CRISPR-Cas9 (clustered regularly interspaced short palindromic repeats-CRISPR associated Protein 9), basically a bacterial immune system is now widely applicable to engineer genomes of a number of cells and organisms because of its simplicity and robustness. In research avenue the system has been optimized to regulate gene expression, modify epigenome and edit target locus. These applications make CRISPR/Cas9, a technology of choice to edit disease causing mutations as well as the epigenome more efficiently than ever before. Meanwhile its application in in vivo and ex vivo cells is encouraging the scientific community for more vigorous gene therapy and in clinical setups for therapeutic genome editing.

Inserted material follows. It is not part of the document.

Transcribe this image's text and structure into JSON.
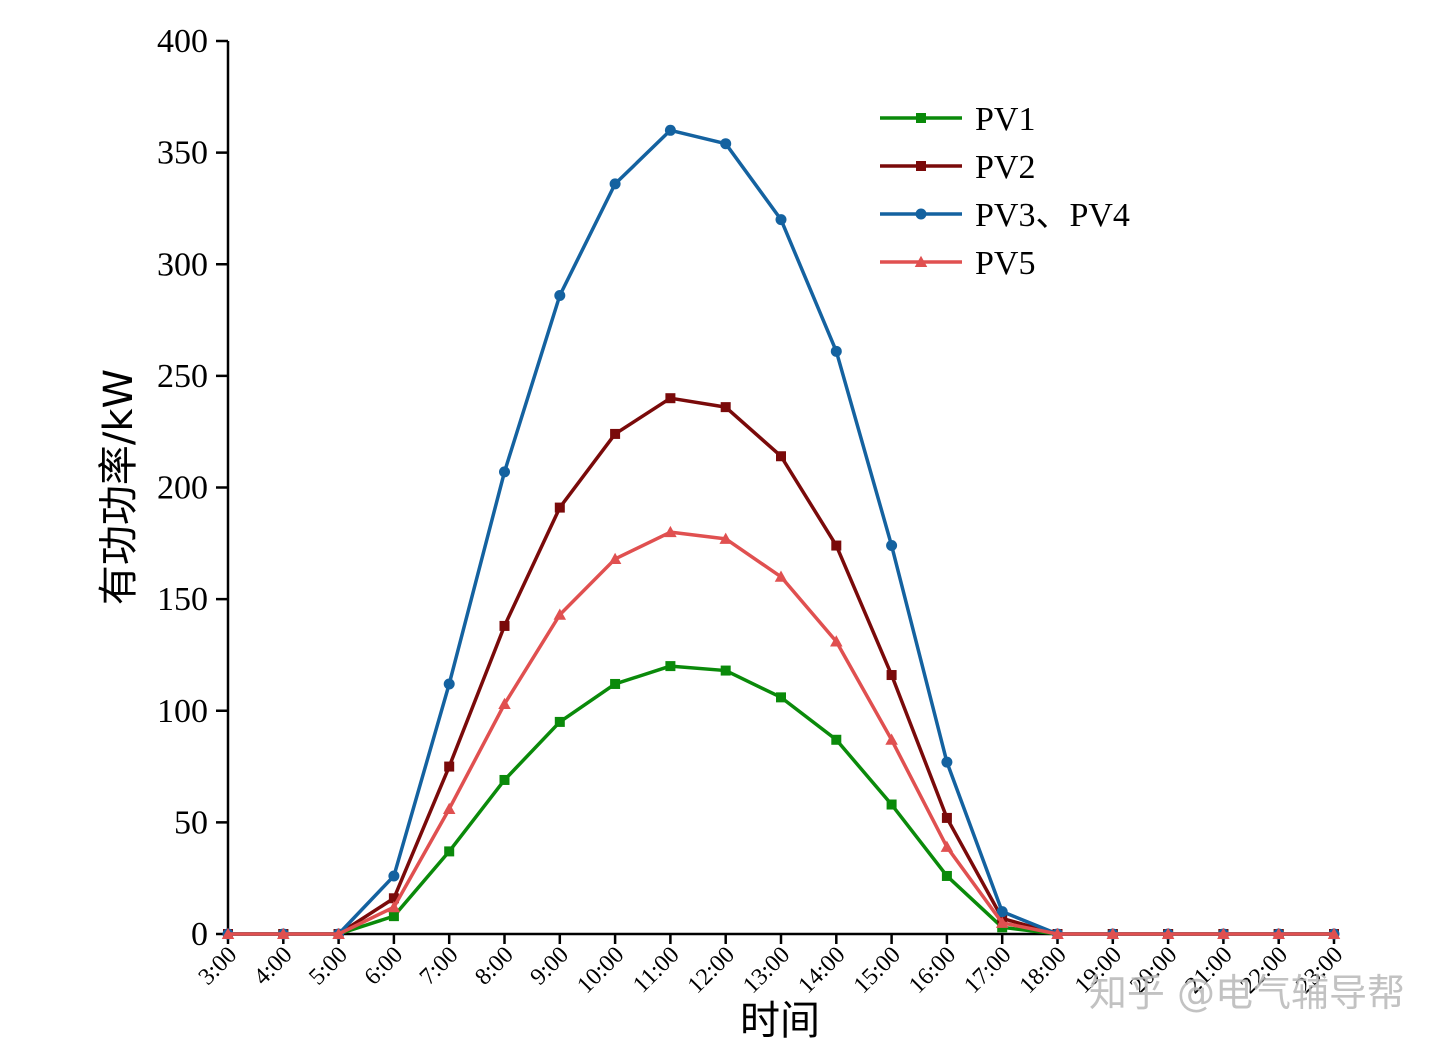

Here we review the recent advances that CRISPR-Cas9 mediated genome editing has achieved and is reported in previous studies and address the challenges associated with it.

中文翻译：

---

使用最先进的技术治疗遗传疾病。

CRISPR-Cas9（成簇的定期间隔短回文重复序列-CRISPR 相关蛋白 9），基本上是一种细菌免疫系统，由于其简单性和稳健性，现在广泛适用于许多细胞和生物体的基因组工程。在研究方面，该系统已被优化以调节基因表达、修改表观基因组和编辑目标基因座。这些应用使 CRISPR/Cas9 成为一种编辑导致疾病的突变以及表观基因组的首选技术，比以往任何时候都更有效。同时，它在体内和离体细胞中的应用正在鼓励科学界进行更有力的基因治疗和治疗性基因组编辑的临床设置。